The Symposium will additionally focus on the following broad sub-themes:

Disinformation, Media, and the Arts. For centuries, media and the arts—from literature to paintings, from radio, cinema and television to the internet—have served as a prime battleground in information wars, and we welcome presenters to identify how the arts and media are being used today. Furthermore, we welcome discussion of the role of arts and humanities education in promoting media literacy and combating disinformation.

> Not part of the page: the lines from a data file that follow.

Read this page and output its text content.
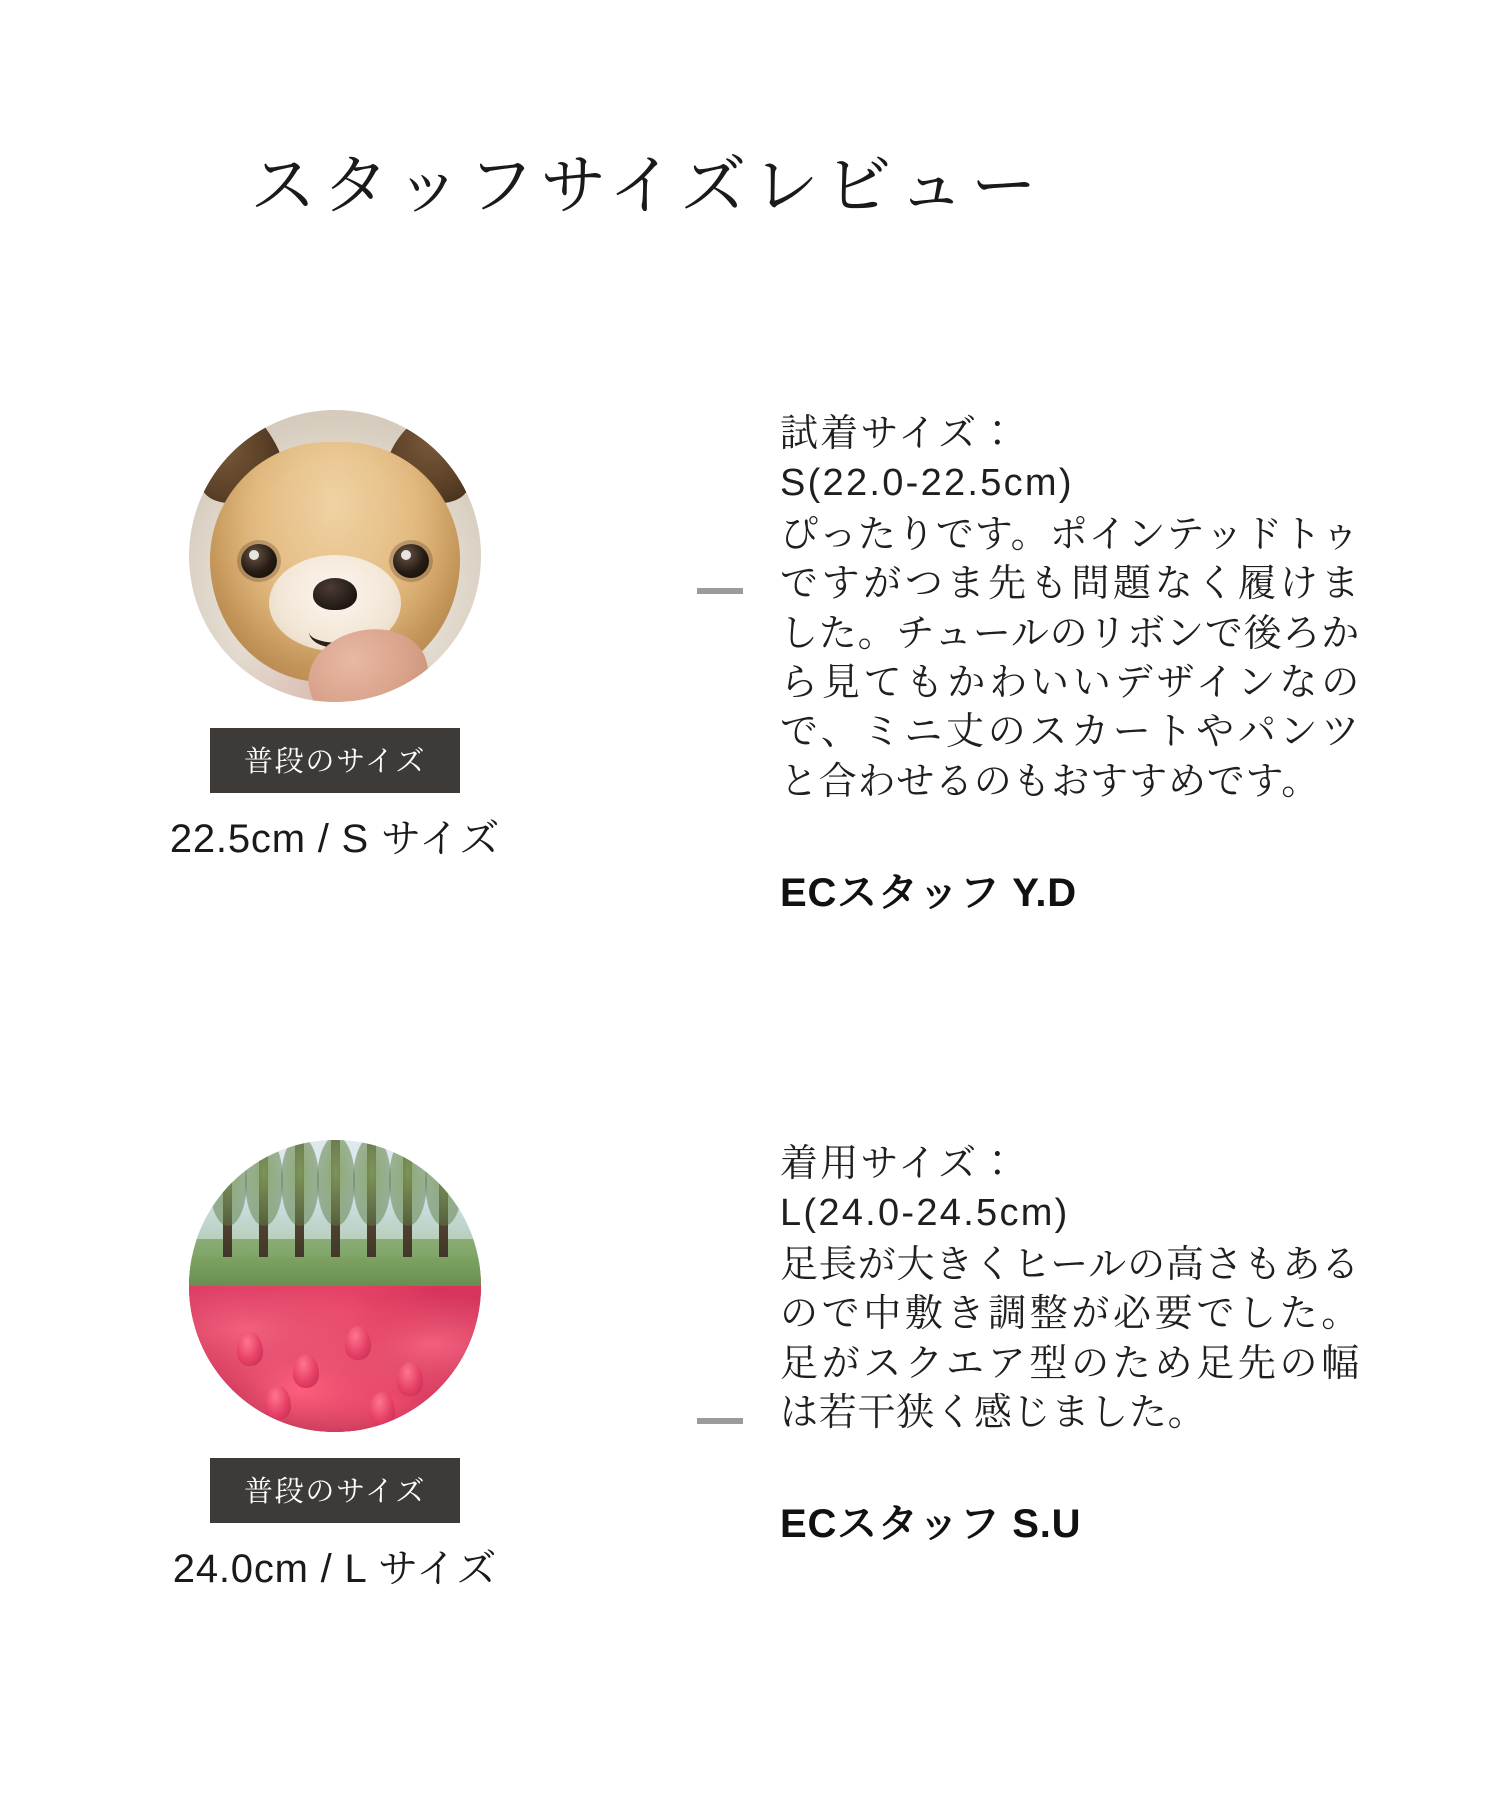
スタッフサイズレビュー
普段のサイズ
22.5cm / S サイズ
試着サイズ：
S(22.0-22.5cm)

ぴったりです。ポインテッドトゥですがつま先も問題なく履けました。チュールのリボンで後ろから見てもかわいいデザインなので、ミニ丈のスカートやパンツと合わせるのもおすすめです。

ECスタッフ Y.D
普段のサイズ
24.0cm / L サイズ
着用サイズ：
L(24.0-24.5cm)

足長が大きくヒールの高さもあるので中敷き調整が必要でした。足がスクエア型のため足先の幅は若干狭く感じました。

ECスタッフ S.U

Disinformation and the Sciences. The problem of disinformation requires comprehensive and surgical technological solutions. How can we immunize ad algorithms on social media against being abused by malign actors intent on subverting democracy? What can we learn from the SEO of platforms like Yandex and TikTok, which successfully weaponize the search function as part of state propaganda efforts? What benefits and drawbacks are augured by ever-advancing natural language processing? What can we glean from the attempts by authoritarian regimes to fragment the internet and (fire)wall off its segments?

Bridging the Counter-Disinformation Policy Gap. In the United States, the chief federal law governing digital crimes is the Computer Fraud and Abuse Act, which was passed in the 1980s. The two most prominent U.S. counter-disinformation laws today are in woeful need of reform. Various democracies are grappling with how best to codify counter-disinformation policies. Consequently, we encourage presentations on new, interdisciplinary, cross-sector approaches to counter-disinformation policymaking. Moreover, policymaking is not contained to the public sector, and we invite discussion of policies that the private sector should enact and issues with which it must contend.